It felt mildly embarrassing. A member of the team from Black Chalk was trying to explain to me exactly where their Hampshire vineyard was as we sipped the fine, precise new 2020 vintage of their Classic cuvée. The Test valley, she offered? But while I am from southern England, my sense of Hampshire’s geography consists of little more than the A3 with Portsmouth and Southampton at the end. It was like trying to explain Champagne’s location to a Brit who vaguely knew where to find Paris and Calais.
Does it matter? Do you need a sense of place to enjoy a wine fully?
Most wine consumers have only a vague idea where on the map their glass comes from. They do, however, know Champagne – in marketing terms foremost a brand, despite being a geography and a group of terroirs. It is that identity that England’s producers are still looking for, even as their wine goes from strength to strength in quality and profile.
Perhaps simply being English will be enough for some. But “English sparkling wine” doesn’t exactly trip off the tongue. So there have been some attempts to create a non-geographical English wine identity. Yet the mooted designations of “Merret” and “Britagne” have gone nowhere. A recent Twitter debate threw up suggestions including “Albion”, “Spenglish”, “Portsmouth” and “Britpop”: this isn’t going to work.
Or else producers can double down on geography. Since 2014, Vineyards of Hampshire has been running annual press tastings with the goal of putting the county on the wine map. Last month’s Hampshire tasting in London showcased ten producers. Quality was impressive. And over the three such tastings I’ve attended, I’ve enjoyed watching these producers, mostly still tiny by Champenois standards, grow steadily in ambition.

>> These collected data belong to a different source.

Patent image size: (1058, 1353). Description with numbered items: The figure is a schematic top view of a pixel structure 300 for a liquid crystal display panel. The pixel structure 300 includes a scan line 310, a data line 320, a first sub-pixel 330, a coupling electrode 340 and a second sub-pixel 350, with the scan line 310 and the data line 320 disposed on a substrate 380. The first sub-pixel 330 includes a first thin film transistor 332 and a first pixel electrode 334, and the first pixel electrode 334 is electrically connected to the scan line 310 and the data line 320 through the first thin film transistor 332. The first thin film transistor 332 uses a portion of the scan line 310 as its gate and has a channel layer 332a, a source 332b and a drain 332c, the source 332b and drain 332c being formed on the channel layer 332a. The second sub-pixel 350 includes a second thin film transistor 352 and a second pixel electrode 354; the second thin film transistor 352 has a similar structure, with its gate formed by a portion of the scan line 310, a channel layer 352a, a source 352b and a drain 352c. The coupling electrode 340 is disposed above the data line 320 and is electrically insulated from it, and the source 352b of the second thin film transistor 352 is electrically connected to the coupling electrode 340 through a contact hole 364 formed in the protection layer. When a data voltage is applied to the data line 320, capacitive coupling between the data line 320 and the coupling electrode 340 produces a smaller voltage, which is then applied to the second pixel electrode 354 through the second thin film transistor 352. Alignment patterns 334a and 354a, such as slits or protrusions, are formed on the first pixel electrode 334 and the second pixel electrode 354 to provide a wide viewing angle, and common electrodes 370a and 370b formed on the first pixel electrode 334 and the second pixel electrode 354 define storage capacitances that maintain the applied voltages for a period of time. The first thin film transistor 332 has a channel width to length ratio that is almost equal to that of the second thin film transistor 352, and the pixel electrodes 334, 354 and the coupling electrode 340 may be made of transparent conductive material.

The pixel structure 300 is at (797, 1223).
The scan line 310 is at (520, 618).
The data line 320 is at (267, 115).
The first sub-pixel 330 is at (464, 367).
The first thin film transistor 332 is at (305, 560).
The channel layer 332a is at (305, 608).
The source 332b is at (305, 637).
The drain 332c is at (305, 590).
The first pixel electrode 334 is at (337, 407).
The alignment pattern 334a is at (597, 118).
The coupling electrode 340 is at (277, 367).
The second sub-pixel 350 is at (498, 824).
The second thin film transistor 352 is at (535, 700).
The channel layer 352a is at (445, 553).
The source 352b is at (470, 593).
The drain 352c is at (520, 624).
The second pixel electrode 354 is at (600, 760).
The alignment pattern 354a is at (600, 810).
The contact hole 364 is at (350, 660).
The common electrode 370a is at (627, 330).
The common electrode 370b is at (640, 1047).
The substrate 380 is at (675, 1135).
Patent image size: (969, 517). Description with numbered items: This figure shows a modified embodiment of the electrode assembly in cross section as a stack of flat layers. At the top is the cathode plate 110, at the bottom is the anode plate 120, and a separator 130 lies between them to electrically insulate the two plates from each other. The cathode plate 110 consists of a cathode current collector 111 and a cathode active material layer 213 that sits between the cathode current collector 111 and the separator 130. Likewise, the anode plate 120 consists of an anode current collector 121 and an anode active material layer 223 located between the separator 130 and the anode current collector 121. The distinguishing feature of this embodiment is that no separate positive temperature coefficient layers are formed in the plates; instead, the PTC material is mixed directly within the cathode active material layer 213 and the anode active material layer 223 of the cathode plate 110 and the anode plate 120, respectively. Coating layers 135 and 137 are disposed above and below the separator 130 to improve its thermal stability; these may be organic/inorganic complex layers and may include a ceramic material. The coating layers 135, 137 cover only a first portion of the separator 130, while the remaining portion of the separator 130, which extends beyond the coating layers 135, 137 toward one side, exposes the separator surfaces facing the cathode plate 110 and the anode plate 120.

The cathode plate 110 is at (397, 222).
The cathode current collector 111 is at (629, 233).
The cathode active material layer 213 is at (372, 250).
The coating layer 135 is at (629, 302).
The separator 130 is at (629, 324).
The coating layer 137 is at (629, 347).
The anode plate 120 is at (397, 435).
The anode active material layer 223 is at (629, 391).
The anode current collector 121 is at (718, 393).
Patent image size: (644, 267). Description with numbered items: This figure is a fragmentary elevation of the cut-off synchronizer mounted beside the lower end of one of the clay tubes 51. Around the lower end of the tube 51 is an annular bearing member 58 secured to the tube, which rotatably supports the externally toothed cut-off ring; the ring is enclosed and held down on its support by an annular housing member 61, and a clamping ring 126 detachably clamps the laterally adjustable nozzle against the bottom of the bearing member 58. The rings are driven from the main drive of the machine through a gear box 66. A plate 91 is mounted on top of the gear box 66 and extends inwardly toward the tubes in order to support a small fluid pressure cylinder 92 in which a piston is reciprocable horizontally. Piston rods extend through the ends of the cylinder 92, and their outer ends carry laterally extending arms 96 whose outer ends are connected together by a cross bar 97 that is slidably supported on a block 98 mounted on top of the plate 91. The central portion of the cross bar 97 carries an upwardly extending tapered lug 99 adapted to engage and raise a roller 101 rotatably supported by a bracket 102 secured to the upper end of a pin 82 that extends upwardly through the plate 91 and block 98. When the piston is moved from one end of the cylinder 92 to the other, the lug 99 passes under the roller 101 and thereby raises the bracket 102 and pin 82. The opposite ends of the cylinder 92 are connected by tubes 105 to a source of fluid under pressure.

It’s hard to see a Hampshire style developing yet. Consider the range of approaches in three of my favourites: Hambledon’s new Première Cuvée Rosé NV (88% Pinot Meunier, long lees time), Hattingley Valley’s Kings Cuvée Rosé 2015 (100% barrel fermented and seven months in old oak barrels) and Exton Park RB45 Blanc de Blancs NV (100% reserve wines dating back to 2011, three years on lees).
Yet terroir sets the parameters of all these styles. And as the industry develops, and as producers increasingly use only their own grapes – Black Chalk’s 2020 vintage is their first such – regional differences will surely become more pronounced. Oz Clarke, author of the definitive English Wine, points out that south-westerly winds are cooler and damper when they hit Hampshire than by the time they reach Kent, where grapes can ripen a couple of weeks earlier – despite mostly growing on the same chalk.
“I do think differences are clearly showing, and I’m sure many are already to do with soil and weather,” says Clarke. “And I want there to be differences. One of the boring things about traditional Champagne was how you couldn’t tell enough about where the grapes came from.”
That still leaves the question of how Hampshire – or any wine region – creates a sense of place in wine drinkers’ minds. How far does mental geography matter?
For mass-market wines, probably not much. “Brand Australia” helped work wonders for sales of the country’s wines in the UK and elsewhere – but only as a vague sense of a place that is, as it were, both hot and cool.
But English sparkling wines are not going to be produced in large enough quantities any time soon to become supermarket favourites. And while I admit that have an intensely visual memory, I believe that for anyone with a more serious interest, a sense of a wine’s geography enhances your enjoyment of it.
Of course, local terroirs involve microgeographies beyond even many knowledgeable drinkers. I remember a light-bulb moment on my first visit to Burgundy when I properly grasped the complexity of the Côte de Beaune.
I had studied maps and tasted some of the wines. But only when I stood just below the treeline on the hill of Pernand-Vergelesses, looking across to the hump of Corton, did I understand the subtle variations of aspect laid out before me: how many hours’ extra sunshine a year ripened the Grand Cru grapes on the slopes of Corton versus those at my feet destined for village wines? And then in Meursault Premier Cru Les Perrières, where a few steps across a single-track road took me into Les Genevrières, quite different – and where 400 metres down the hill, the same Chardonnay grapes qualified only for humble AOC Bourgogne.
So part of the way to create a sense of place is to visit that place. Wine tourism in Hampshire and elsewhere in the English vineyards is still in its infancy. It is not helped by producers being relatively spread out, at least compared to wine areas in, say, the Rhône or Mendoza. Wine production does not – yet – dominate the rural economy of anywhere in England.
But while Winchester might not yet be the St Emilion of Hampshire, there are a growing number of wine tours available there. And English producers are generally more entrepreneurial in wine tourism and cellar-door commerce than their French counterparts: more Margaret River than Epernay.
For serious wine drinkers trying to get a sense of place, most of the time maps have to substitute for visits. This summer I will visit both Ribera del Duero and Rioja for the first time: I know I’ll come away from both with a greater appreciation of wines that I already love, better understanding both the lie of the land and local culture. Meanwhile, though, I can feel a road trip down the A3 coming on.